Come detto Sassari, contro una Milano semplicemente inguardabile o comunque guardabile solamente con un’espressione stralunata sulla faccia, perché per 30 minuti non si riesce a capire cosa abbia in mente di fare con giocatori che in campo sembrano muoversi a caso, è in pieno controllo e va all’ultimo riposino avanti. Poi comincia l’ultimo quarto e improvvisamente Roll diventa Rock, intravede tutte le Madonne che esistono e comincia a fare canestro da tutte le parti, mentre dall’altra parte Sassari comincia a spadellare tutto quello che tira.

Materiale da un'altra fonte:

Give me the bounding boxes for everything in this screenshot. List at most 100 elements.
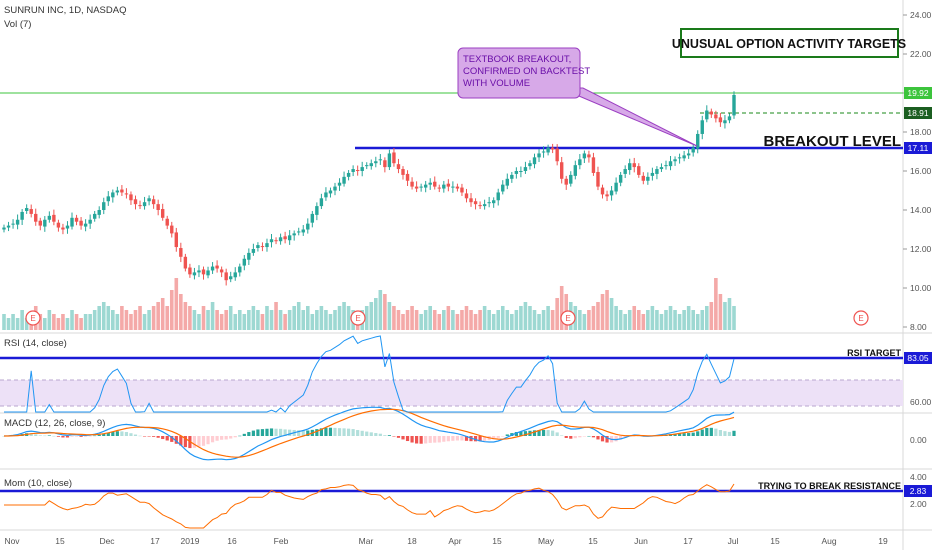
time-tick-label: 17 [150, 536, 160, 546]
momentum-line [4, 483, 735, 529]
macd-hist-bar [483, 436, 487, 441]
macd-hist-bar [38, 435, 42, 436]
macd-hist-bar [183, 436, 187, 448]
macd-hist-bar [342, 428, 346, 436]
candle-body [224, 272, 228, 281]
macd-hist-bar [387, 435, 392, 436]
candle-body [573, 165, 578, 176]
volume-bar [460, 310, 464, 330]
macd-hist-bar [56, 436, 61, 437]
candle-body [532, 157, 537, 165]
candle-body [727, 116, 732, 121]
macd-hist-bar [378, 433, 382, 436]
macd-hist-bar [383, 435, 387, 436]
volume-bar [319, 306, 324, 330]
candle-body [43, 219, 47, 227]
volume-label: Vol (7) [4, 19, 31, 30]
price-axis[interactable]: 24.0022.0020.0018.0016.0014.0012.0010.00… [903, 10, 932, 332]
macd-hist-bar [74, 436, 79, 437]
dashed-price-value: 18.91 [907, 108, 929, 118]
volume-bar [38, 314, 43, 330]
macd-hist-bar [269, 428, 274, 436]
candle-body [564, 178, 568, 185]
volume-bar [151, 306, 156, 330]
earnings-marker-label: E [858, 314, 863, 323]
volume-bar [623, 314, 627, 330]
callout-line-2: CONFIRMED ON BACKTEST [463, 66, 590, 77]
macd-hist-bar [687, 433, 691, 436]
volume-bar [346, 306, 351, 330]
price-tick-label: 18.00 [910, 127, 932, 137]
macd-hist-bar [369, 432, 373, 436]
rsi-tick-60: 60.00 [910, 397, 932, 407]
macd-hist-bar [47, 435, 51, 436]
volume-bar [61, 314, 65, 330]
candle-body [247, 252, 251, 260]
earnings-marker[interactable] [853, 310, 869, 326]
earnings-marker[interactable] [350, 310, 366, 326]
candle-body [20, 211, 24, 220]
macd-hist-bar [551, 430, 555, 436]
volume-bar [682, 310, 686, 330]
volume-bar [247, 310, 251, 330]
time-tick-label: 19 [878, 536, 888, 546]
macd-hist-bar [560, 435, 564, 436]
volume-bar [337, 306, 342, 330]
candle-body [115, 190, 120, 193]
macd-hist-bar [324, 427, 328, 436]
price-tick-label: 10.00 [910, 283, 932, 293]
candle-body [628, 163, 632, 171]
macd-hist-bar [278, 428, 283, 436]
candle-body [600, 187, 605, 195]
macd-hist-bar [165, 436, 169, 441]
candle-body [437, 187, 441, 189]
candle-body [242, 258, 247, 266]
volume-bar [265, 306, 269, 330]
earnings-marker[interactable] [560, 310, 576, 326]
volume-bar [587, 310, 591, 330]
macd-hist-bar [392, 436, 396, 437]
macd-hist-bar [501, 436, 505, 437]
macd-hist-bar [265, 428, 269, 436]
callout-box [457, 47, 581, 99]
macd-hist-bar [405, 436, 410, 442]
macd-hist-bar [410, 436, 414, 443]
price-tick-label: 24.00 [910, 10, 932, 20]
macd-hist-bar [700, 429, 704, 436]
volume-bar [437, 314, 442, 330]
volume-bar [83, 314, 88, 330]
volume-bar [292, 306, 296, 330]
rsi-target-label: RSI TARGET [847, 348, 901, 358]
candle-body [605, 194, 609, 197]
candle-body [718, 117, 723, 123]
candle-body [219, 269, 224, 273]
volume-bar [369, 302, 374, 330]
mom-resistance-badge [904, 485, 932, 497]
time-axis[interactable]: Nov 15 Dec 17 2019 16 Feb Mar 18 Apr 15 May 15 Jun 17 J… [4, 536, 888, 546]
time-tick-label: 17 [683, 536, 693, 546]
volume-bar [147, 310, 151, 330]
macd-hist-bar [224, 436, 228, 440]
candle-body [555, 148, 559, 162]
macd-hist-bar [464, 436, 469, 441]
candle-body [560, 162, 564, 179]
volume-bar [192, 310, 197, 330]
candle-body [324, 192, 328, 198]
volume-bar [537, 314, 541, 330]
candle-body [188, 267, 192, 275]
candle-body [609, 190, 614, 196]
earnings-marker[interactable] [25, 310, 41, 326]
price-tick-label: 22.00 [910, 49, 932, 59]
macd-hist-bar [229, 436, 233, 439]
candle-body [15, 219, 20, 225]
macd-hist-bar [732, 430, 736, 436]
volume-bar [278, 310, 283, 330]
volume-bar [328, 314, 333, 330]
macd-title: MACD (12, 26, close, 9) [4, 418, 105, 429]
candle-body [365, 165, 369, 167]
volume-bar [188, 306, 192, 330]
macd-hist-bar [238, 435, 242, 437]
volume-bar [111, 310, 115, 330]
volume-bar [296, 302, 301, 330]
volume-bar [718, 294, 723, 330]
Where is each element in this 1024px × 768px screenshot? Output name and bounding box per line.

E allora il suddetto Sconocchini che commenta la partita se ne esce con un’agghiacciante frase, quella che non vorrei sentire mai neanche sotto tortura: “La difesa di Milano sta facendo la differenza.” E allora la mia esplosione è totale, completa, roba da 100 megaton. “Ma cosa c…o stai dicendo? Da una parte c’è un invasato che tira sempre dentro, se non bastasse c’è anche Datome che sembra essere ritornato lui e che segna come un disperato pure lui, dall’altra parte c’è gente totalmente sola e indisturbata che si prepara, fiuta il vento, e poi spara a vanvera. Ma come si possono dire cazzate del genere! Il basket è uno sport crudele: quando una squadra segna tiri assurdi e l’altra si trova il coperchio sul canestro, vince per pure ragioni matematiche la squadra che la mette dentro! Ma ditelo una volta per tutte, maledizione! Quando segni tutto vinci! E’ tutto qua!”

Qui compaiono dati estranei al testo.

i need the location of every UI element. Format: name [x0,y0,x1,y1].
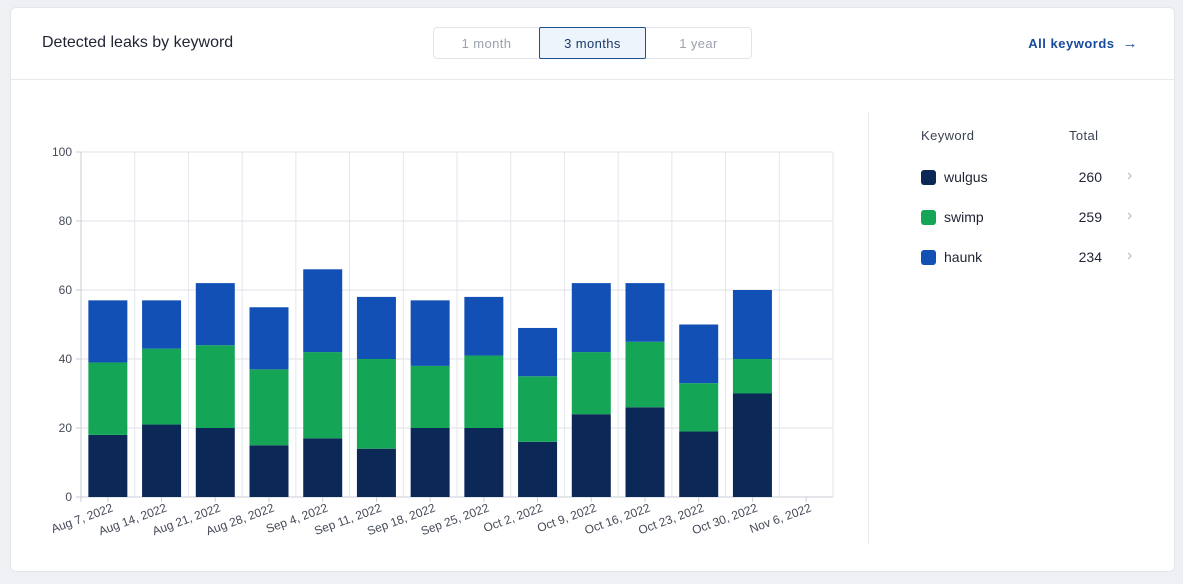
all-keywords-link[interactable]: All keywords → [1028,35,1138,52]
bar-segment-swimp [249,369,289,446]
keyword-legend: Keyword Total wulgus 260 › swimp 259 › h… [921,128,1141,265]
y-tick-label: 0 [65,490,72,504]
range-selector: 1 month 3 months 1 year [433,27,752,59]
arrow-right-icon: → [1122,35,1138,52]
bar-segment-haunk [303,269,343,353]
bar-segment-wulgus [410,428,450,497]
bar-segment-haunk [88,300,128,363]
bar-segment-swimp [732,359,772,394]
y-axis: 0 20 40 60 80 100 [52,145,82,504]
bar-segment-haunk [195,283,235,346]
bar-segment-wulgus [464,428,504,497]
bar-segment-swimp [303,352,343,439]
legend-keyword-name: swimp [944,209,984,225]
chevron-right-icon: › [1127,247,1133,264]
legend-keyword-total: 260 [1078,169,1102,185]
legend-swatch [921,250,936,265]
chart-grid [81,151,834,498]
card-header: Detected leaks by keyword 1 month 3 mont… [11,8,1174,80]
legend-swatch [921,210,936,225]
range-1-year-button[interactable]: 1 year [679,35,718,51]
bar-segment-wulgus [732,393,772,497]
bar-segment-wulgus [625,407,665,497]
legend-swatch [921,170,936,185]
y-tick-label: 100 [52,145,72,159]
bar-segment-haunk [732,290,772,359]
bar-segment-wulgus [88,434,128,497]
range-1-month-button[interactable]: 1 month [461,35,512,51]
bar-segment-wulgus [195,428,235,497]
leaks-card: Detected leaks by keyword 1 month 3 mont… [10,7,1175,572]
y-tick-label: 80 [59,214,73,228]
bar-segment-swimp [410,365,450,428]
bar-segment-haunk [410,300,450,366]
x-tick-label: Nov 6, 2022 [748,501,814,536]
chevron-right-icon: › [1127,167,1133,184]
bar-segment-haunk [571,283,611,353]
bar-segment-haunk [464,296,504,356]
legend-keyword-total: 234 [1078,249,1102,265]
bar-segment-haunk [356,296,396,359]
bar-segment-wulgus [142,424,182,497]
y-tick-label: 40 [59,352,73,366]
legend-col-total: Total [1069,128,1099,143]
bar-segment-wulgus [518,441,558,497]
legend-col-keyword: Keyword [921,128,975,143]
card-title: Detected leaks by keyword [42,34,234,51]
bar-segment-swimp [88,362,128,435]
bar-segment-haunk [249,307,289,370]
legend-row-swimp[interactable]: swimp 259 › [921,198,1141,238]
range-3-months-button[interactable]: 3 months [539,27,646,59]
legend-keyword-total: 259 [1078,209,1102,225]
bar-segment-swimp [464,355,504,428]
section-divider [868,112,869,544]
bar-segment-swimp [571,352,611,415]
bar-segment-swimp [356,359,396,449]
legend-header: Keyword Total [921,128,1141,148]
bar-segment-swimp [142,348,182,425]
bar-segment-haunk [142,300,182,349]
legend-keyword-name: wulgus [944,169,988,185]
chevron-right-icon: › [1127,207,1133,224]
legend-keyword-name: haunk [944,249,983,265]
legend-row-wulgus[interactable]: wulgus 260 › [921,158,1141,198]
bar-segment-wulgus [249,445,289,497]
bar-segment-wulgus [303,438,343,497]
bar-segment-haunk [625,283,665,342]
bar-segment-swimp [625,341,665,408]
y-tick-label: 20 [59,421,73,435]
bar-segment-wulgus [571,414,611,497]
bar-segment-wulgus [679,431,719,497]
bar-segment-haunk [679,324,719,384]
bar-segment-swimp [679,383,719,432]
y-tick-label: 60 [59,283,73,297]
x-tick-label: Oct 2, 2022 [482,501,545,535]
bar-segment-swimp [518,376,558,442]
chart-bars [88,269,772,497]
all-keywords-label: All keywords [1028,36,1115,51]
legend-row-haunk[interactable]: haunk 234 › [921,238,1141,278]
bar-segment-swimp [195,345,235,428]
bar-segment-haunk [518,327,558,377]
bar-segment-wulgus [356,448,396,497]
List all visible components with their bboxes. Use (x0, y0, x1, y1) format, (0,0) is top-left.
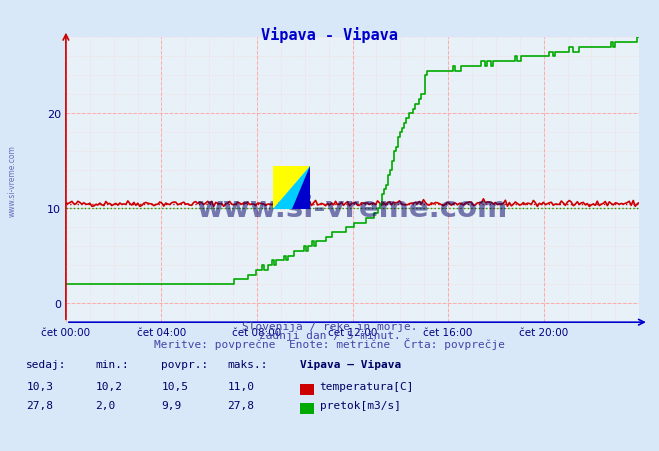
Polygon shape (273, 167, 310, 210)
Text: 10,2: 10,2 (96, 381, 123, 391)
Text: maks.:: maks.: (227, 359, 268, 369)
Text: povpr.:: povpr.: (161, 359, 209, 369)
Text: zadnji dan / 5 minut.: zadnji dan / 5 minut. (258, 330, 401, 340)
Text: min.:: min.: (96, 359, 129, 369)
Text: sedaj:: sedaj: (26, 359, 67, 369)
Text: 9,9: 9,9 (161, 400, 182, 410)
Text: Vipava – Vipava: Vipava – Vipava (300, 359, 401, 369)
Text: pretok[m3/s]: pretok[m3/s] (320, 400, 401, 410)
Text: 27,8: 27,8 (26, 400, 53, 410)
Text: 2,0: 2,0 (96, 400, 116, 410)
Text: 11,0: 11,0 (227, 381, 254, 391)
Text: 27,8: 27,8 (227, 400, 254, 410)
Text: 10,5: 10,5 (161, 381, 188, 391)
Text: www.si-vreme.com: www.si-vreme.com (8, 144, 17, 216)
Text: www.si-vreme.com: www.si-vreme.com (197, 195, 508, 223)
Text: 10,3: 10,3 (26, 381, 53, 391)
Text: temperatura[C]: temperatura[C] (320, 381, 414, 391)
Text: Meritve: povprečne  Enote: metrične  Črta: povprečje: Meritve: povprečne Enote: metrične Črta:… (154, 337, 505, 349)
Polygon shape (273, 167, 310, 210)
Polygon shape (291, 167, 310, 210)
Text: Slovenija / reke in morje.: Slovenija / reke in morje. (242, 321, 417, 331)
Text: Vipava - Vipava: Vipava - Vipava (261, 27, 398, 43)
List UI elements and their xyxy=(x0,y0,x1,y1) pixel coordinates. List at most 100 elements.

E infatti Milano vince largamente. Ma, ripeto, se si parla di basket, Sassari ha giocato molto meglio. Peccato, come detto, che vince sempre quello che fa più punti.

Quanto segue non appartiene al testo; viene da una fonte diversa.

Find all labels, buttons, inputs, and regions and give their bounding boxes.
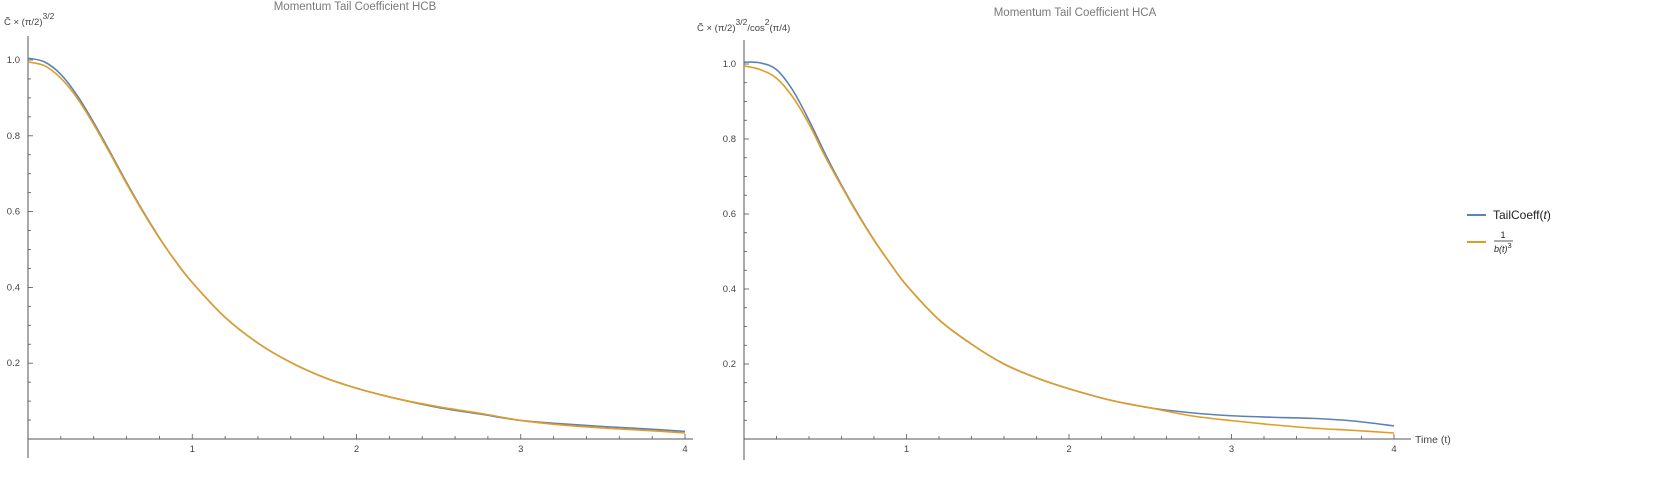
y-axis-label-tail: (π/4) bbox=[770, 23, 791, 34]
series-line-inverse-b-cubed bbox=[743, 65, 1395, 434]
y-tick-label: 0.8 bbox=[7, 131, 20, 142]
y-tick-label: 0.4 bbox=[7, 282, 20, 293]
y-axis-label: C̃ × (π/2)3/2/cos2(π/4) bbox=[697, 17, 790, 34]
x-tick-label: 2 bbox=[354, 444, 359, 455]
x-tick-label: 1 bbox=[190, 444, 195, 455]
chart-title: Momentum Tail Coefficient HCB bbox=[274, 1, 437, 13]
y-tick-label: 0.6 bbox=[7, 207, 20, 218]
x-axis-label: Time (t) bbox=[1415, 434, 1451, 446]
y-axis-label-mid: /cos bbox=[747, 23, 765, 34]
legend-label-part: TailCoeff( bbox=[1493, 208, 1543, 222]
chart-title: Momentum Tail Coefficient HCA bbox=[994, 7, 1157, 19]
y-tick-label: 0.8 bbox=[723, 134, 736, 145]
y-axis-label-sup: 2 bbox=[765, 17, 770, 27]
y-axis-label-sup: 3/2 bbox=[736, 17, 748, 27]
legend-fraction-denominator: b(t)3 bbox=[1494, 241, 1512, 254]
y-axis-label-base: C̃ × (π/2) bbox=[697, 22, 736, 34]
legend-label-part: ) bbox=[1547, 208, 1551, 222]
y-tick-label: 1.0 bbox=[723, 59, 736, 70]
legend-fraction-denominator-base: b(t) bbox=[1494, 244, 1508, 254]
y-tick-label: 0.2 bbox=[7, 358, 20, 369]
x-tick-label: 3 bbox=[518, 444, 523, 455]
y-tick-label: 0.4 bbox=[723, 284, 736, 295]
legend-label-tailcoeff: TailCoeff(t) bbox=[1493, 208, 1551, 222]
series-line-tailcoeff bbox=[743, 61, 1395, 427]
x-tick-label: 4 bbox=[1391, 444, 1396, 455]
x-tick-label: 1 bbox=[904, 444, 909, 455]
legend-fraction-denominator-power: 3 bbox=[1508, 241, 1512, 250]
y-axis-label-base: C̃ × (π/2) bbox=[4, 16, 43, 28]
series-line-inverse-b-cubed bbox=[27, 61, 686, 434]
y-tick-label: 0.6 bbox=[723, 209, 736, 220]
y-axis-label-sup: 3/2 bbox=[43, 11, 55, 21]
x-tick-label: 2 bbox=[1066, 444, 1071, 455]
x-tick-label: 3 bbox=[1229, 444, 1234, 455]
y-axis-label: C̃ × (π/2)3/2 bbox=[4, 11, 55, 28]
legend-label-part: t bbox=[1543, 208, 1547, 222]
legend-fraction-numerator: 1 bbox=[1500, 230, 1505, 240]
y-tick-label: 0.2 bbox=[723, 359, 736, 370]
series-line-tailcoeff bbox=[27, 57, 686, 433]
y-tick-label: 1.0 bbox=[7, 55, 20, 66]
x-tick-label: 4 bbox=[682, 444, 687, 455]
legend: TailCoeff(t)1b(t)3 bbox=[1467, 208, 1551, 254]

Per finire un piccolo commento che non c’entra con il basket. In Europa League di calcio nel girone del Napoli c’era il Rijeka, la squadra di Fiume. Ripeto, Fiume, città che fino al 1945 è stata italiana e che ancora adesso è il centro culturale, con la casa editrice Edit e il Teatro italiano (diretto per tantissimi anni da Bruno Petrali, italiano di Fiume), della vita della minoranza degli italiani rimasti nell’ex Jugoslavia dopo la diaspora susseguente all’esito della seconda guerra mondiale. E cosa ti sento? I fenomeni dei telecronisti che si passano la linea in Diretta gol su Sky dicono: “A voi, Vienna” che sarebbe Wien in realtà, “A voi Londra” che sarebbe sempre London in realtà, e poi “A voi Rijeka” che invece dovrebbe essere per un italiano sempre e comunque solo Fiume, se non altro per rispetto della sua storia e degli italiani, che ancora tali si sentono, che vi vivono. Vergognatevi, come si usa dire in questi casi.